Persistent kernel pattern

__global__ void persistent_kernel(WorkQueue* queue) {
  while (true) {
    int task = atomicAdd(&queue->head, 1);
    if (task >= queue->total_tasks) break;
    process_task(queue->tasks[task]);
  }
}
// Launch once with enough blocks to fill GPU
persistent_kernel<<>>(queue);

Use cases: Graph neural networks, dynamic workloads, task queues. Requires careful synchronization.

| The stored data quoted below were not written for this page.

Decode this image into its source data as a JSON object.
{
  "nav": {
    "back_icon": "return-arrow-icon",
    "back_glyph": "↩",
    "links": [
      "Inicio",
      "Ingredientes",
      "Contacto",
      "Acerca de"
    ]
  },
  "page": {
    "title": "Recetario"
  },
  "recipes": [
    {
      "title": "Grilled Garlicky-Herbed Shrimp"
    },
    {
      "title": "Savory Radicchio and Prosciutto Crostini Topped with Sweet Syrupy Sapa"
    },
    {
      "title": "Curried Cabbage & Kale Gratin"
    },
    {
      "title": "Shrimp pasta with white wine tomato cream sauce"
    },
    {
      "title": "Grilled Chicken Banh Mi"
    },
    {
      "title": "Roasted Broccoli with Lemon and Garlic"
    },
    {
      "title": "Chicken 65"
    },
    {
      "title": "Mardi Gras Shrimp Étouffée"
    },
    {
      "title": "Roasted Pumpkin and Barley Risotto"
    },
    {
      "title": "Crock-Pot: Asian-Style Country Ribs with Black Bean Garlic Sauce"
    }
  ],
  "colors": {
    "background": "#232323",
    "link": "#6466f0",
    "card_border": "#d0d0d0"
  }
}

If you have many tiny kernels launching sequentially, fuse them into one larger kernel to reduce launch overhead and improve occupancy.

❌ Many small kernels

add<<<1, 256>>>(a, b, c);
mul<<<1, 256>>>(c, d, e);
relu<<<1, 256>>>(e, f);
// 3 launches, gaps between

✓ One fused kernel

fused_add_mul_relu<<>>(
  a, b, d, f);
// 1 launch, no gaps

Automation: PyTorch torch.compile, TensorRT, Triton auto-fuse many operations.

Diagnosis Decision Flow

Use this flowchart to identify your bottleneck type

1

Check Nsys timeline: Are there gaps between kernels?

→ Yes: Underutilized (launch overhead, small kernels) → No: Continue
2

Check NCU Speed of Light: Memory vs Compute %

→ Memory ~80%+, Compute low: Memory Bound

→ Compute ~80%+, Memory low: Compute Bound

→ Both low: Continue

3

Check stall reasons: Long Scoreboard, Not Selected high?

→ Yes: Latency Bound (not enough work to hide latency) → No: Underutilized (check occupancy)

💡 Pro Tip

Most real kernels are mixed—some phases memory-bound, others compute-bound. Profile individual sections or use NCU Source Page to pinpoint bottlenecks at the instruction level.